Paul R. (Kip) Kinchington, PhD

Dr. Kinchington’s research addresses molecular biology of human herpesviruses that cause vision loss and blindness.  Most of the lab works on Varicella zoster virus (VZV), which causes chickenpox upon primary infection, and Herpes zoster (“Shingles”) when the virus reactivates from neuronal latency.  We know little of the latent state in neurons.  Zoster is also frequently complicated by debilitating, difficult-to-treat pain through unclear mechanisms.  Despite VZV vaccines being available, zoster occurs in many as they age or become immune impaired. 

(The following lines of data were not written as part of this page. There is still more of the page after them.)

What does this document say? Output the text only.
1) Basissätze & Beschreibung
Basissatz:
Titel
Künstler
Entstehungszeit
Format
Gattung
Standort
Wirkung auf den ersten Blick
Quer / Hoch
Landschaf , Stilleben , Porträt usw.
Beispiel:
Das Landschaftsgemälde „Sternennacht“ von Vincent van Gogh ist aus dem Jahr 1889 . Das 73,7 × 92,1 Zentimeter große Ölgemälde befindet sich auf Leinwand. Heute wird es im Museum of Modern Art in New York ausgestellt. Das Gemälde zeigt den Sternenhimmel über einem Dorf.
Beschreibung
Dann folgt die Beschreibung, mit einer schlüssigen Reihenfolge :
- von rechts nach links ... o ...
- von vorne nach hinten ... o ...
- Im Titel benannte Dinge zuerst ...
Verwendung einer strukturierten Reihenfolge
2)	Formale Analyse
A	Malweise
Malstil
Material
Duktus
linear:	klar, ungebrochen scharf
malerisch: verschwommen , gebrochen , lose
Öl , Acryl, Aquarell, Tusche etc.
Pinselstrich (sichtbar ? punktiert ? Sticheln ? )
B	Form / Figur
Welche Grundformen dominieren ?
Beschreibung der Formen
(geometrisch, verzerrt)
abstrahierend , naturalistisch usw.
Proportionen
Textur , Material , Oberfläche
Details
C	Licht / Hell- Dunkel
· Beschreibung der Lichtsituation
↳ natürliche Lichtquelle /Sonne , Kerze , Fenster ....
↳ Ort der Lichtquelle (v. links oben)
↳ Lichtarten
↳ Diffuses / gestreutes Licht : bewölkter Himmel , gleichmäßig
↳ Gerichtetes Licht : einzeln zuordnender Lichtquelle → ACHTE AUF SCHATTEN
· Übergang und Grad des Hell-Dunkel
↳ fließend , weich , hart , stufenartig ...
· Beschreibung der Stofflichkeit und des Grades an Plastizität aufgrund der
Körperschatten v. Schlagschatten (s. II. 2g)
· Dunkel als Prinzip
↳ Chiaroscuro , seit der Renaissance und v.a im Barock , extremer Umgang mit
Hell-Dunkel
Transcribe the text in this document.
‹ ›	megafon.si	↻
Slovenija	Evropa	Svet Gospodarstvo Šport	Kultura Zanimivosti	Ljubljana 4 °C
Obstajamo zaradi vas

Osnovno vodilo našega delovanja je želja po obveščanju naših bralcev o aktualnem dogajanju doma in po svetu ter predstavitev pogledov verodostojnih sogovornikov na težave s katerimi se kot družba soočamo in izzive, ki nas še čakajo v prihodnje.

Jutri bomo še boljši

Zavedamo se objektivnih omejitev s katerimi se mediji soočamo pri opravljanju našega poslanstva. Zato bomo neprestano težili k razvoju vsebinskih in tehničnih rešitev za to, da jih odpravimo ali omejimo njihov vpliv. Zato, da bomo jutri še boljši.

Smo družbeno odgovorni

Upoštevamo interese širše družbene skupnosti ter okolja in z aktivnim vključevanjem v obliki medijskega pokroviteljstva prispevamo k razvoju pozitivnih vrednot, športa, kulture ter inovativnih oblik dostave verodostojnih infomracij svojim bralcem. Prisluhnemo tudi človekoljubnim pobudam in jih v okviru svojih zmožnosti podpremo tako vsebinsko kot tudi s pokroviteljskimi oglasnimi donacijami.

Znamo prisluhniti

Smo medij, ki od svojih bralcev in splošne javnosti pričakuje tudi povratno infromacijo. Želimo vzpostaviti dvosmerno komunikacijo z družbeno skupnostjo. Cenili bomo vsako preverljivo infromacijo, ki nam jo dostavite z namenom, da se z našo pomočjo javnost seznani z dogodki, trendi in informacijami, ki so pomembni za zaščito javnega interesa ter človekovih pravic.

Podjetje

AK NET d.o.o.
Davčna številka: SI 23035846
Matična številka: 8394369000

The lab studies how VZV interacts with the infected cell, particularly human neurons. We are using a cultured human neuron system derived from embryonic stem cells, often in a channeled microfluidics culture platform that separates neuron soma and axons. This model was the first to enable visualization of fluorescent VZV capsids moving in axons and was the first system in which a VZV model of the latent state could be established that could be experimentally reactivated. Cultured neurons are used with recombinant VZV mutants to understand the “round trip” process of axonal transport, latency, reactivation and returned axonal transport to the periphery: and the role of a latency-associated RNA termed VLT. A second model is to investigate exploit rats to study the chronic pain that frequently follows Zoster.  VZV in rats at the footpad or face induces mechanical hypersensitivity and pain lasting weeks.  The rat model is being used with conditional replicating recombinant VZV to identify requirements for inducing pain: and use of gene delivery approaches to treat VZV pain.